“And I wish I hadn’t been in such a hurry deciding I’d be a Presbyterian,” said Peter.
“Well, it’s not too late for that,” said Dan. “You can change your mind now.”
“No, sir,” said Peter with a flash of spirit, “I ain’t one of the kind that says they’ll be something just because they’re scared, and when the scare is over go back on it. I said I’d be Presbyterian and I mean to stick to it.”
“You said you knew a story that had something to do with Presbyterians,” I said to the Story Girl. “Tell us it now.”
“Oh, no, it isn’t the right kind of story to tell on Sunday,” she replied. “But I’ll tell it to-morrow morning.”
Accordingly, we heard it the next morning in the orchard.
“Long ago, when Judy Pineau was young,” said the Story Girl, “she was hired with Mrs. Elder Frewen—the first Mrs. Elder Frewen. Mrs. Frewen had been a school-teacher, and she was very particular as to how people talked, and the grammar they used. And she didn’t like anything but refined words. One very hot day she heard Judy Pineau say she was ‘all in a sweat.’ Mrs. Frewen was greatly shocked, and said, ’Judy, you shouldn’t say that. It’s horses that sweat. You should say you are in a perspiration.’ Well, Judy promised she’d remember, because she liked Mrs. Frewen and was anxious to please her. Not long afterwards Judy was scrubbing the kitchen floor one morning, and when Mrs. Frewen came in Judy looked up and said, quite proud over using the right word, ’Oh, Mees Frewen, ain’t it awful hot? I declare I’m all in a Presbyterian.’”
CHAPTER XXI. DREAMERS OF DREAMS
August went out and September came in. Harvest was ended; and though summer was not yet gone, her face was turned westering. The asters lettered her retreating footsteps in a purple script, and over the hills and valleys hung a faint blue smoke, as if Nature were worshipping at her woodland altar. The apples began to burn red on the bending boughs; crickets sang day and night; squirrels chattered secrets of Polichinelle in the spruces; the sunshine was as thick and yellow as molten gold; school opened, and we small denizens of the hill farms lived happy days of harmless work and necessary play, closing in nights of peaceful, undisturbed slumber under a roof watched over by autumnal stars.
At least, our slumbers were peaceful and undisturbed until our orgy of dreaming began.

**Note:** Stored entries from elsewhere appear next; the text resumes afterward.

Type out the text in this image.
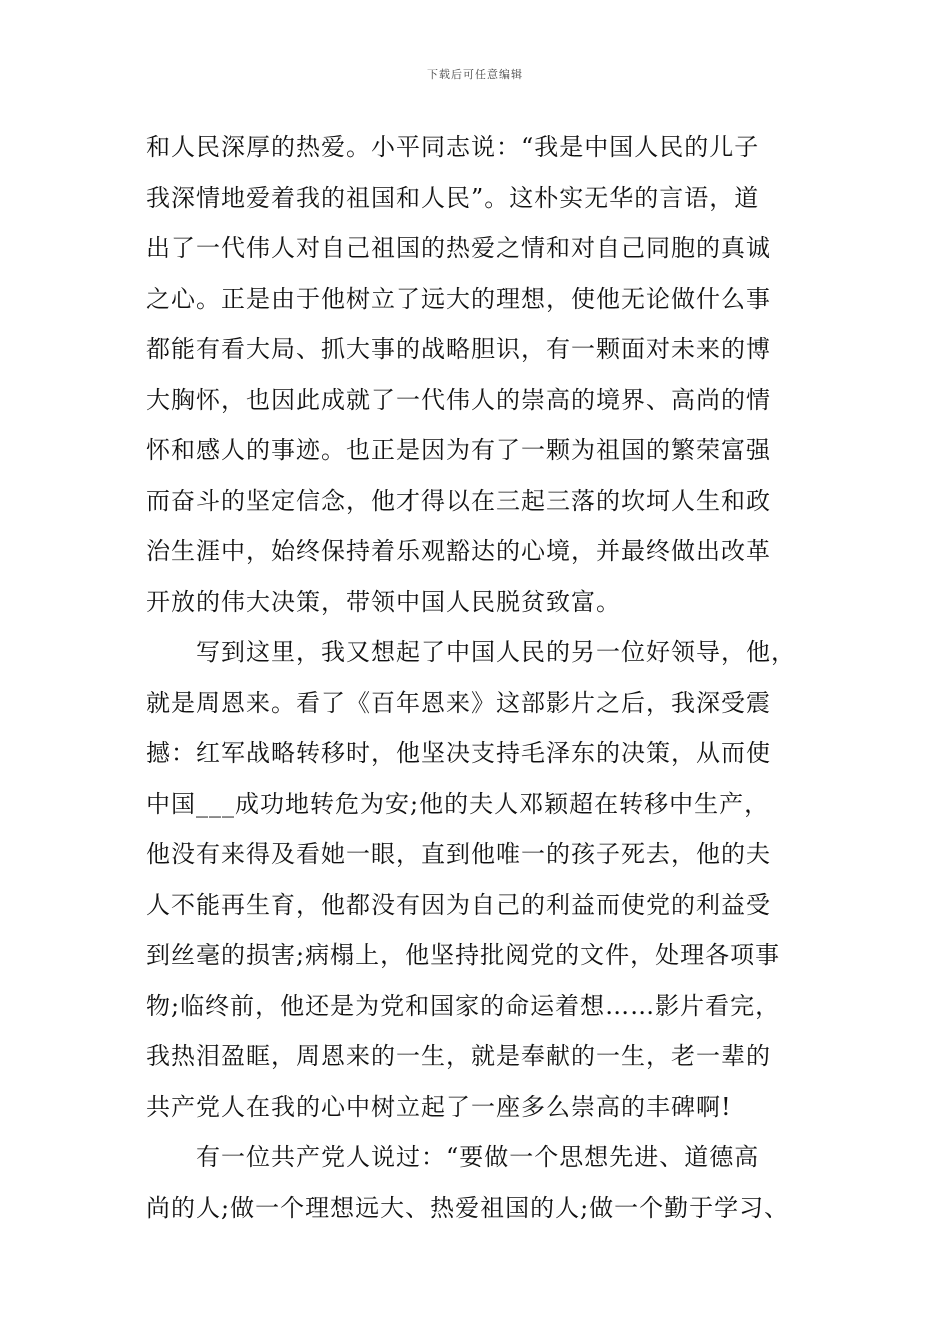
下载后可任意编辑
和人民深厚的热爱。小平同志说：“我是中国人民的儿子
我深情地爱着我的祖国和人民”。这朴实无华的言语，道
出了一代伟人对自己祖国的热爱之情和对自己同胞的真诚
之心。正是由于他树立了远大的理想，使他无论做什么事
都能有看大局、抓大事的战略胆识，有一颗面对未来的博
大胸怀，也因此成就了一代伟人的崇高的境界、高尚的情
怀和感人的事迹。也正是因为有了一颗为祖国的繁荣富强
而奋斗的坚定信念，他才得以在三起三落的坎坷人生和政
治生涯中，始终保持着乐观豁达的心境，并最终做出改革
开放的伟大决策，带领中国人民脱贫致富。
写到这里，我又想起了中国人民的另一位好领导，他，
就是周恩来。看了《百年恩来》这部影片之后，我深受震
撼：红军战略转移时，他坚决支持毛泽东的决策，从而使
中国___成功地转危为安;他的夫人邓颖超在转移中生产，
他没有来得及看她一眼，直到他唯一的孩子死去，他的夫
人不能再生育，他都没有因为自己的利益而使党的利益受
到丝毫的损害;病榻上，他坚持批阅党的文件，处理各项事
物;临终前，他还是为党和国家的命运着想……影片看完，
我热泪盈眶，周恩来的一生，就是奉献的一生，老一辈的
共产党人在我的心中树立起了一座多么崇高的丰碑啊!
有一位共产党人说过：“要做一个思想先进、道德高
尚的人;做一个理想远大、热爱祖国的人;做一个勤于学习、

“I would really like to know what especial kind of deviltry you young fry are up to this time,” said Uncle Roger one evening, as he passed through the orchard with his gun on his shoulder, bound for the swamp.
We were sitting in a circle before the Pulpit Stone, each writing diligently in an exercise book, and eating the Rev. Mr. Scott’s plums, which always reached their prime of juicy, golden-green flesh and bloomy blue skin in September. The Rev. Mr. Scott was dead and gone, but those plums certainly kept his memory green, as his forgotten sermons could never have done.